What to a business seems like a remarkable opportunity to reach out and touch consumers across the world wide web can easily look like an irritant in a world choked with advertisements to that business’s customer—and the data could at least be taken to indicate that when using social media to push commerce, one runs much better odds of irritating a user than inducing them to buy anything at all.
“Social shopping has been a really long time coming. There is a social network for pretty much everything in our lives now. We have LinkedIn for our jobs, Facebook for our friends, Twitter for news and there really hasn’t been a social network focusd on shopping. So consequently what’s happened you’ve seen a lot of social networks kind of trying to wedge in social shopping in a weird awkward way…It’s kind of solution in search of a problem. Me personally and I would bet a lot of people would agree—they don’t come to Twitter to shop. I don’t think Twitter is the place you first went to search for that flower-girl dress. I’m doubting Facebook was the place either Even when it comes to Pinterest it is really an inspiration driven place and doesn’t really fill the gap when it comes to finding products.”
That is Rachel Youens, Wanelo’s Social Commerce Evangelist. Wanelo is an online mobile shopping app that is distinctly designed to be the “Facebook of shopping,” so Youens isn’t, broadly speaking a social commerce hater.
She does, however, point out, that individuals do like associating certain things with specific places—and at the end of the day, if they aren’t there to shop, then all the buy buttons in the world and integrated payment methods won’t matter.

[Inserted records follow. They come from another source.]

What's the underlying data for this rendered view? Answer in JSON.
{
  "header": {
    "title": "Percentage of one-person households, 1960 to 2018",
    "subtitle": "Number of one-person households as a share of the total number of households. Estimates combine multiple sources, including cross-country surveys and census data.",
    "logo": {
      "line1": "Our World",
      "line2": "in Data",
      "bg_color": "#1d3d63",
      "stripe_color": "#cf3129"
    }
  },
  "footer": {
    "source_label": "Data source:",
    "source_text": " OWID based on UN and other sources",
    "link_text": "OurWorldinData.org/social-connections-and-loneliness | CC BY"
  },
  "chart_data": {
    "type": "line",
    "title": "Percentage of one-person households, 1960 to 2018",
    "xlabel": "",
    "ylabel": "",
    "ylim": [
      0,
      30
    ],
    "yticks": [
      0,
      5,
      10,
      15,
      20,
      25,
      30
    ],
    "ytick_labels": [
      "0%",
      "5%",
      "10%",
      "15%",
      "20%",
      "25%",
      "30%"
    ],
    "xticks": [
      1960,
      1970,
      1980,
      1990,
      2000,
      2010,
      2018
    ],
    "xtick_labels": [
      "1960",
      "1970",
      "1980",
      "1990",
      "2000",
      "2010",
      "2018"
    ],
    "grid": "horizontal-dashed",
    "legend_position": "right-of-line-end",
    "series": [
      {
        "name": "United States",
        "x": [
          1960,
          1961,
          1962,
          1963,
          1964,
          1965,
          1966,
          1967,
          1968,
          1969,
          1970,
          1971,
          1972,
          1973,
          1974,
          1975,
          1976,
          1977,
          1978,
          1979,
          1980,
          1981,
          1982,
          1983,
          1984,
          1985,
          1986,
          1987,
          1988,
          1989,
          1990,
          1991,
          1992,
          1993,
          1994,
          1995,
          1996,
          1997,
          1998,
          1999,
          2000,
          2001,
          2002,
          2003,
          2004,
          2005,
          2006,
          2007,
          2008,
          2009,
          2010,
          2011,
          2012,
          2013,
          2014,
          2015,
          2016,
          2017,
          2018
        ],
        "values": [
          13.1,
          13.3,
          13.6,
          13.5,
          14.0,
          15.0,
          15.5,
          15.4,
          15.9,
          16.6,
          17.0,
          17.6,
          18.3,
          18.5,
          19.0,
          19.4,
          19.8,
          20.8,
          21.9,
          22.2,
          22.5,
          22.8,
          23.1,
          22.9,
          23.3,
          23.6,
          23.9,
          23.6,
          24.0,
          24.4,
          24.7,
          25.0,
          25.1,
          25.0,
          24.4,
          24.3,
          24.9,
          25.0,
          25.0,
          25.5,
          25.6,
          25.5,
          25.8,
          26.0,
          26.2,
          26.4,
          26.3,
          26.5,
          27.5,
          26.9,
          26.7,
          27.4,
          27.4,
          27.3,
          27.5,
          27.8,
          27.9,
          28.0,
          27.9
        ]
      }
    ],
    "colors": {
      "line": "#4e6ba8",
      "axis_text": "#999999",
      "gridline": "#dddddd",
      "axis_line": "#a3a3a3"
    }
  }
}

Moreover, the data is increasingly indicating that those who try and force consumers run the risk of losing them.
There is an unspoken rule of commerce that perhaps bears more outloud mentions in the age of the social: don’t annoy the customer. Is there room in the world for social commerce—it would seem there would have to be. Is it more likely to succeed parceled out in specialized sites like Wanleo—that intend specifically to build a social shopping experience—or as an extension of mega-brand looking to monetize, remains to be seen.